• by lhorie on 9/14/2021, 4:04:53 PM

    > part of me thinks he should be taking a more active role in setting up the right conversations to get me promoted

    Nah, in my experience, if you want it, you need to go chase people yourself.

    "Stagnation" is very personal question. If you're happy with your work-life balance right now, then you're happy. I know of people that have been happily working at the same company (in a few cases, in the same role) for 10, 20 years. But also, stagnation can be a double-edged sword, in that it may cause you to lose your edge (happened to some people I know). I myself thought being comfortable was fine early in my career, but when the opportunity presented itself, I decided to take it and now I don't regret it. You can think of it as a new challenge to master new skills.

    IMHO, there's no correlation between seniority and working long hours. Just like it's on you to pursue networking, it's also on you to set your schedule and office hours expectations (i.e. if you let work dominate your life, that's kinda on you)

  • by giantg2 on 9/14/2021, 6:28:42 PM

    I hate self promotion. We have to do that even for our year-end stuff. I think it creates bias toward people who are good at telling management what they want to hear. I hate the term visibility because most of it is done just for the sake of getting one's name out there and ignores the impact (even better if one brags about the fire they put out when it happened to be caused by themself).

    I thought managers where supposed to help eliminate this sort of procedural and political overhead so the ICs can increase productivity by focusing on value-added work? Instead they just push the work down the org chart.

    I've given up on promotions. The system might as well be rigged for all the reliance subjective evaluations. It would be far easier to move to a team with a manager who had a high opinion of me than to change the current one's opinion. The "standard" document lists 41 skills to evaluate - 41! I know plenty of people who have been promoted that don't meet all of those. Their manager's opinion is all that matters. Even if I were to get a promotion, 7% is practically nothing when making under $100k, and then I'll be evaluated against even higher expectations.
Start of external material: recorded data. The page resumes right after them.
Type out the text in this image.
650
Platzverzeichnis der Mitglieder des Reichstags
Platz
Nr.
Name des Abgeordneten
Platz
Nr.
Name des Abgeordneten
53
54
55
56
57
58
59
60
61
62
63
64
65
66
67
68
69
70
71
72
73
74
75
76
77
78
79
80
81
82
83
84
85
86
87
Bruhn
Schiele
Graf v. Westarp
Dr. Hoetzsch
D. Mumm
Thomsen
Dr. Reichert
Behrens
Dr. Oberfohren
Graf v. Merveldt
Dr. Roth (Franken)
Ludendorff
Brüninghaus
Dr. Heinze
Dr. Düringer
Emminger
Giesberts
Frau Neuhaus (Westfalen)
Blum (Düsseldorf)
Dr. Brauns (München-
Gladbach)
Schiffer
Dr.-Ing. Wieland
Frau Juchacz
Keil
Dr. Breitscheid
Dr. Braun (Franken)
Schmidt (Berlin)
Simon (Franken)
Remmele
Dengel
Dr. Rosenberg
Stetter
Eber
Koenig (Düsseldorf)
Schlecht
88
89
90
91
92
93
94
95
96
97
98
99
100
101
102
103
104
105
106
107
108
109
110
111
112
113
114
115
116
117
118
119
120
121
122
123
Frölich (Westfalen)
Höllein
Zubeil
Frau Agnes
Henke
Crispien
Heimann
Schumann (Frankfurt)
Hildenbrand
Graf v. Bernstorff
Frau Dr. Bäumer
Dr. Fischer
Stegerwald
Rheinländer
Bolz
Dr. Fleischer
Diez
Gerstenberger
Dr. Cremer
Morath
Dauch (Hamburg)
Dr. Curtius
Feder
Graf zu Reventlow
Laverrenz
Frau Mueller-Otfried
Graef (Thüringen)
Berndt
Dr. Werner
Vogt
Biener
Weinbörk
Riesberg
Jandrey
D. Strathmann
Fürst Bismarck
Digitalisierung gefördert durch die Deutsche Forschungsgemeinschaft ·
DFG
  • by adingus on 9/14/2021, 10:43:47 PM

    I have pretty much stopped thinking about promotions within the same team. IMO you need much more work to change peoples perception of your level than you do to just interview and talk your way into an opening at that level. This is after working at companies that will tell you a promotion is coming until the cows come home. It never materializes until you have another offer.

  • by PaulHoule on 9/14/2021, 3:32:57 PM

    I used to have this practice where I would overlay a cartoon character over my avatar in the physical world. (e.g. my own self image)

    By doing this I would neutralize pain, improve functional ability to stretch, and charm people.

    I hadn't done this in years, but I was feeling despair this morning and felt myself merge with a 30 foot high firebird (e.g. phoenix) made of neon lights. It lasted for a few seconds and it wasn't completely lit up, maybe it was 5-20% of what it could have been but it was already glorious with bright and saturated colors.

    I haven't gotten that vision back yet, but I will, and I will light it up completely. I might even build one.

    It might be crazy or outside your experience, but that is what progress means for me.

  • by muzani on 9/16/2021, 1:50:30 AM

    The best position to be in isn't always the top. You can stay in a mid or even bottom position and be happy. Japanese culture is a great example of this, in how people take great pride and detail in how they butcher fish or manufacture salt.

    I'd say find something you're interested in improving on and just improve on that. A middle manager has to lead up and down. You might want to stay good at that, or you might want to go up and just lead downwards.